Gabriel - From 2002 to 2007. L.A. grew between 4% and 4.5%, but the value of the financial assets, included stock exchange and public and private securities grew more than 30%. The same illusion that contaminated the develop countries, the belief that the economy could grow independent from productivity, tech innovation, the real economy.
BBC - So, the skepticism common in the Asia society, explain its economic success?
Gabriel - In L.A. the elite have preferred the financial sector than the risks of the market. The profitability is three times higher than in other places. It has been critical to the deindustrialization of the region, the lack of economic diversification, the lack of tech apparatus. L.A. abandoned its industrial policy with the idea that could grow with commodities and finances.
The ingredients of East Asia success.
1ª) High degree of integration into the global economy as exporters.
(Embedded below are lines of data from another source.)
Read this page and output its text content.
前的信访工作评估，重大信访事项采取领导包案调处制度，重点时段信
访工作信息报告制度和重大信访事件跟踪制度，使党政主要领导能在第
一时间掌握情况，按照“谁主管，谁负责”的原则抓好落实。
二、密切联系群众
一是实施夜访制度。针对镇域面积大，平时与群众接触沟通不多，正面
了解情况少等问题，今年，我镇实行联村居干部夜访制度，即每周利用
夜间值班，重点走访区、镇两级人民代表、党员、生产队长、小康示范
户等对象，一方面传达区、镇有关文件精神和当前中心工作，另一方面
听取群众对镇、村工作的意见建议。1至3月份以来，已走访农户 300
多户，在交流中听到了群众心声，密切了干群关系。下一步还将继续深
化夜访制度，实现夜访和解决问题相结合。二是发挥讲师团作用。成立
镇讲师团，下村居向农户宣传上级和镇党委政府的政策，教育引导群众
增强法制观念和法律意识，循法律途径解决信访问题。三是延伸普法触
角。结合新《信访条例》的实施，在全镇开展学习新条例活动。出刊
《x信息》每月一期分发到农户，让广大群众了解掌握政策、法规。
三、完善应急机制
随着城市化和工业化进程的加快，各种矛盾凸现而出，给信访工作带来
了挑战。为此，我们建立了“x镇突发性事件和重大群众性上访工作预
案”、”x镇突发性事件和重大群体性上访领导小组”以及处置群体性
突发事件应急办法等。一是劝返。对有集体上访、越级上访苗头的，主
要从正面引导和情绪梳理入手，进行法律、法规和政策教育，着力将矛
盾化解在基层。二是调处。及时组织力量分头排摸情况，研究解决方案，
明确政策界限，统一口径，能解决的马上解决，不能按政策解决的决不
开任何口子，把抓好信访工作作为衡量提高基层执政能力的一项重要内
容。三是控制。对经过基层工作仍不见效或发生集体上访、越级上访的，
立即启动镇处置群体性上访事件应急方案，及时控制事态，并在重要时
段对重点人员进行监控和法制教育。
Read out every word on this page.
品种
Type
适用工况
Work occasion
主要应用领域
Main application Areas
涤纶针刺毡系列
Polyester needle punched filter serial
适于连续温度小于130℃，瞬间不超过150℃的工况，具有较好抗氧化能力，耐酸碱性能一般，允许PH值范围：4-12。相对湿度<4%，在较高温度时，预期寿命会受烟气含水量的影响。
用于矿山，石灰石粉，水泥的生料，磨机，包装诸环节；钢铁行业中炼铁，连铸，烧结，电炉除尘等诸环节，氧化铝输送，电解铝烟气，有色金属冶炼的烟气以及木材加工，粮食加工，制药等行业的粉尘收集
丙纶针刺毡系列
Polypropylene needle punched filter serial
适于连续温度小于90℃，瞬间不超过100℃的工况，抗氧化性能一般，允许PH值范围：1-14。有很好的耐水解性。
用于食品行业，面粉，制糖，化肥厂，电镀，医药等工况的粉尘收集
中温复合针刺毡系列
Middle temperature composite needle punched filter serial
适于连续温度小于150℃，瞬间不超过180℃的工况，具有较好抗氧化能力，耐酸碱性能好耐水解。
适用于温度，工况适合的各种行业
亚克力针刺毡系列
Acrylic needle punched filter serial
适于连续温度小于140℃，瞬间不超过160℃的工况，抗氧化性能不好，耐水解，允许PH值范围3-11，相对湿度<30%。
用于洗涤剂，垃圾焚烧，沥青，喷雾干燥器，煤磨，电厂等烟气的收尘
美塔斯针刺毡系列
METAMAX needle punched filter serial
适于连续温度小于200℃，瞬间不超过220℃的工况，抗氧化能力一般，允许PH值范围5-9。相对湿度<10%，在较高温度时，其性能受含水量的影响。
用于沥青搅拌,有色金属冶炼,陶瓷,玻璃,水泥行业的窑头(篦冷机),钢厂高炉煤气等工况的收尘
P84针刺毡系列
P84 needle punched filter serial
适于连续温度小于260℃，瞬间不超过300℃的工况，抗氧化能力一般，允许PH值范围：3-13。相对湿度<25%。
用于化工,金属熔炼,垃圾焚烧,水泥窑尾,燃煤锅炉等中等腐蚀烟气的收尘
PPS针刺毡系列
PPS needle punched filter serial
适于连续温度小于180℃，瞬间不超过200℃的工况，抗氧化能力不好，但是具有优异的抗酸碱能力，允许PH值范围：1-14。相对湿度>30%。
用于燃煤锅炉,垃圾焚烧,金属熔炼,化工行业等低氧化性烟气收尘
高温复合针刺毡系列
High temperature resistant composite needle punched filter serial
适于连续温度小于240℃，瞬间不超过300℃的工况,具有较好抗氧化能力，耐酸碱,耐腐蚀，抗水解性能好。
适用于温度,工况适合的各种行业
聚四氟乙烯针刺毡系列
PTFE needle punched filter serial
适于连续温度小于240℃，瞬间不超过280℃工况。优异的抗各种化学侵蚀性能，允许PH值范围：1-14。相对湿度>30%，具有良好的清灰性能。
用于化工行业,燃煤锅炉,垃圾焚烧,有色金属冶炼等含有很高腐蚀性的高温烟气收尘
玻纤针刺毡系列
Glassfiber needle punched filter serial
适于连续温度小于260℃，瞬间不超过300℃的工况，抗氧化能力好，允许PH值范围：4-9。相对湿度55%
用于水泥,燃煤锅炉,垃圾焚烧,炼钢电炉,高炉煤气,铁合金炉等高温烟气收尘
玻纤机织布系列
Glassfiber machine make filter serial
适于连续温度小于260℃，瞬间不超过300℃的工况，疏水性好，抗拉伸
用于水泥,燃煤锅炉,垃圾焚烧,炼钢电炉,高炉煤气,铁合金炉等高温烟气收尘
2ª) Investment which encourages tech upgrading geared to strengthen competitiveness
3ª) Industrial policy that has thrived via the diversification of the structure of exports towards a more dynamic structure in high and medium tech products.
1ª) High degree of integration into the global economy as exporters.
2ª) Investment which encourages tech upgrading geared to strengthen competitiveness
3ª) Industrial policy that has thrived via the diversification of the structure of exports towards a more dynamic structure in high and medium tech products.
4ª) Higher degree of socio-economic inclusion through a focus on the tech capacities through education and innovation and diffusion of productive assets.
Pragmatism - a realistic and sensible approach to something.
Fundamentalism - strict following of the basic underlying of any system of thought.
Skepticism - doubt about the truth of something, disbelief in any claims of ultimate.